Graduate Program

Biological Sciences

Degree Name

Master of Science (MS)

Semester of Degree Completion

Summer 2020

Thesis Director

Scott J. Meiners

Thesis Committee Member

Zhiwei Liu

Thesis Committee Member

Thomas Canam


Individuals within a plant species can differ greatly from one another, especially regarding the range of chemical compounds produced. However, the functions of many of these chemicals are unknown, but likely include defenses against herbivores, attractants for pollinators and seed dispersers, as well as mechanisms for resource competition. To assess the effects of foliar chemical composition on interspecific plant competition and insect communities, I conducted a common garden and greenhouse experiment using 24 genotypes of the allelopathic species Solidago altissima for which the foliar chemistry had been characterized. Using these data and chemical profiles of S. altissima, I linked foliar chemistry to plant performance, competitive ability and the foliar/floral insect communities.

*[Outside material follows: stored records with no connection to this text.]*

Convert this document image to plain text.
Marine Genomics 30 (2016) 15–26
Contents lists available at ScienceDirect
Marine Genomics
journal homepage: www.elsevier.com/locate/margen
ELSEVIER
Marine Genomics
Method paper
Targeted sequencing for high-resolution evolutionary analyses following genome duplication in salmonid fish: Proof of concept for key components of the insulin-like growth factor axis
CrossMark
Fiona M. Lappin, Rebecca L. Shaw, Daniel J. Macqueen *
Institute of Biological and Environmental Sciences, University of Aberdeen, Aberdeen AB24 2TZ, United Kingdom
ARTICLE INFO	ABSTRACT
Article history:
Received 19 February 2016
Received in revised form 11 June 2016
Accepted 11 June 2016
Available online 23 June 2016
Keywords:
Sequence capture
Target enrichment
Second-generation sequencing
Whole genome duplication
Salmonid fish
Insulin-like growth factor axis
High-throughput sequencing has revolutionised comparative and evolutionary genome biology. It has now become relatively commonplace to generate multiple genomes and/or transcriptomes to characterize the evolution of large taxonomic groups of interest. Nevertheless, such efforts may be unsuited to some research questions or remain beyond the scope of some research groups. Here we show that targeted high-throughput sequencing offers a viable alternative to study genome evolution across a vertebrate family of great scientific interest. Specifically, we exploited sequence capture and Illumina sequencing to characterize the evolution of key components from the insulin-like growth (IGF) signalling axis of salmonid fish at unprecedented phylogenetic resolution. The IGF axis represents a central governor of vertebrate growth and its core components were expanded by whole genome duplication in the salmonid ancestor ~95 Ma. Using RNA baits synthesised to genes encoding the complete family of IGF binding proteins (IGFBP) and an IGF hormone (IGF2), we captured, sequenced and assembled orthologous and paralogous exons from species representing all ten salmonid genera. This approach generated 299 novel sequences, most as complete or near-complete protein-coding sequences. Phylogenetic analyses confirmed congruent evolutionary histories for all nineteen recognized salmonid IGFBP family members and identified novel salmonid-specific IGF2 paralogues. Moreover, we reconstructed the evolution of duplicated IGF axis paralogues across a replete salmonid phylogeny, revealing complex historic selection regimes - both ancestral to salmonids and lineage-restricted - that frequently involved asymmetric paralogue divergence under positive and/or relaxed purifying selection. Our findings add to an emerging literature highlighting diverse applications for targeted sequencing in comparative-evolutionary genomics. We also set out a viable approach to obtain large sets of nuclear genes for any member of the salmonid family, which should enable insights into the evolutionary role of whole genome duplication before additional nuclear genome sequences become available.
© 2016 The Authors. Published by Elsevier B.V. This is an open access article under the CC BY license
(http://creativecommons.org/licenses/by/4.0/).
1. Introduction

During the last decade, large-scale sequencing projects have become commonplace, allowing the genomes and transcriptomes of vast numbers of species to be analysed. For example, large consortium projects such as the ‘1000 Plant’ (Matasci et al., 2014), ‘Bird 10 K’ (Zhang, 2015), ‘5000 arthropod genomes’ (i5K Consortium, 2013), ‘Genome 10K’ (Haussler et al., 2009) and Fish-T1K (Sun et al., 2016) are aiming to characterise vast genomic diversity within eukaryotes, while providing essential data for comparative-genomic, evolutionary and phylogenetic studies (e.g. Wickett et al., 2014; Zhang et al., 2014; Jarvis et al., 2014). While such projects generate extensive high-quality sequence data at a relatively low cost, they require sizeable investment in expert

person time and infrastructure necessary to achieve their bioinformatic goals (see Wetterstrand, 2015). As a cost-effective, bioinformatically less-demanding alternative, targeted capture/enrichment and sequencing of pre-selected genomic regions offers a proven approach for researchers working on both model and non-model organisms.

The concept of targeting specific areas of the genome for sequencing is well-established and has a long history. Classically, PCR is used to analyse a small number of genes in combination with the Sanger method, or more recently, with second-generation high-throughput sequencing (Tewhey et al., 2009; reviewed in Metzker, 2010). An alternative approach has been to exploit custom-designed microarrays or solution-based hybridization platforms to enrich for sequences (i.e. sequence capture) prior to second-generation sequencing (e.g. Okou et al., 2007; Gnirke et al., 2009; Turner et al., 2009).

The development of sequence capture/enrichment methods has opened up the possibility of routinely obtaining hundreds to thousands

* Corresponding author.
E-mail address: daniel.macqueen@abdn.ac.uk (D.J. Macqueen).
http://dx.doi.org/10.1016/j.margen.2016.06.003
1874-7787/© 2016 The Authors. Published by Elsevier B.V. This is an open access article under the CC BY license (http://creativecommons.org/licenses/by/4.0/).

The common garden experiment showed there was great variation in foliar chemistry between the genotypes. Ecological patterns existed between foliar chemistry and plant performance, as foliar chemistry was strongly related to most measures of plant performance across genotypes. Pollinator communities were found to relate with total aboveground biomass, proportion of flower mass, and % light transmittance as well as plant chemistry. The greenhouse experiment showed marked variation in both rhizome and above-ground biomass growth for S. altissima. The above-ground biomass of Abutilon theophrasti, S. scoparium, and S. integrifolium had their biomass significantly reduced via competition with S. altissima. Chemistry significantly affected the biomass of both A. theophrasti and S. scoparium, suggesting that chemistry is a critical driver of competition for S. altissima.